Tuesday, March 25, 2008

TESOL

In preparation of our China trip we are getting certified in TESOL (Teaching English as a Second Language) instruction. We are taking the CIE.CA course. It's just around the corner from us. Basically the class teaches how to teach anything but with special focus on teaching English to foreigners.

Dr. Cotton has accumulated various techniques from around the world and has implemented them in a single class for a week. The premise is that the current education systems do not really teach students. Students sit in one spot for hours on end (literally) and grow bored and lose 90% of the instruction. Studies show that they remember the first 5 minutes and last 5 minutes of class.

So he teaches how to keep the students involved throughout the teaching cycle using various techniques. One of the techniques is teaching in 15 minute increments. Another technique is to get the students to use what vocabulary they know right away. He teaches how to teach the students to teach one another. Since an instructor can't possibly get all his students to repeat the words back to him, he divides the class and they teach each other.

Did you know that a foreigner only needs to know 850 English words to be fluent?

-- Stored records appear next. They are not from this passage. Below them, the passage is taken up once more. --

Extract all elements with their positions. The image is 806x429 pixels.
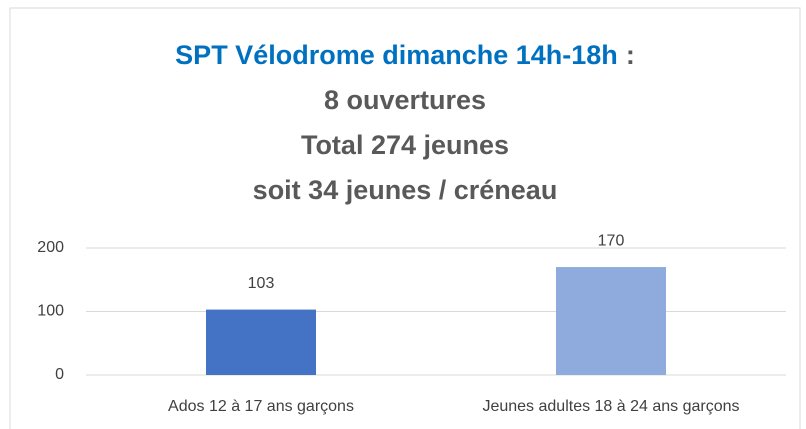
chart-frame [9, 7, 801, 429]
bar [556, 267, 666, 375]
chart-title: Total 274 jeunes [301, 130, 509, 160]
title-part: SPT Vélodrome dimanche 14h-18h [175, 40, 618, 70]
y-tick-label: 200 [37, 239, 64, 256]
bar [206, 309, 316, 375]
chart-title: SPT Vélodrome dimanche 14h-18h: [175, 40, 635, 70]
x-tick-label: Jeunes adultes 18 à 24 ans garçons [482, 398, 739, 415]
y-tick-label: 100 [37, 303, 64, 320]
chart-title: 8 ouvertures [324, 85, 486, 115]
title-part: : [626, 40, 635, 70]
title-part: Total 274 jeunes [301, 130, 509, 160]
x-tick-label: Ados 12 à 17 ans garçons [168, 398, 354, 415]
title-part: soit 34 jeunes / créneau [253, 175, 558, 205]
title-part: 8 ouvertures [324, 85, 486, 115]
data-label: 103 [248, 275, 275, 292]
chart-title: soit 34 jeunes / créneau [253, 175, 558, 205]
data-label: 170 [598, 232, 625, 249]
y-tick-label: 0 [55, 366, 64, 383]
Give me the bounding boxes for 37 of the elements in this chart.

Two English men (Ogden and Richards) proved this by translating the Bible using only 850 words (sans the special place and people names which required only 350 more words). Have a look here at this very readable text.

I'm going to translate those same 850 words into Chinese. I wonder if it'll work? Then I'll start on the Chinese Bible.

(Added some scans from my notebook.)

...dave
"Drill to you kill, analyze 'til you paralyze." - Dr. Cotton on the current education approach.

1 comments:

Papa Joe said...

Hopefully Basic the spoken language is achieves its end better than did Basic the programming language, which, ironically, had many of the same objectives in making programming more accessible to the masses.

The idea that one can communicate effectively and clearly in less than 1,000 words is remarkable.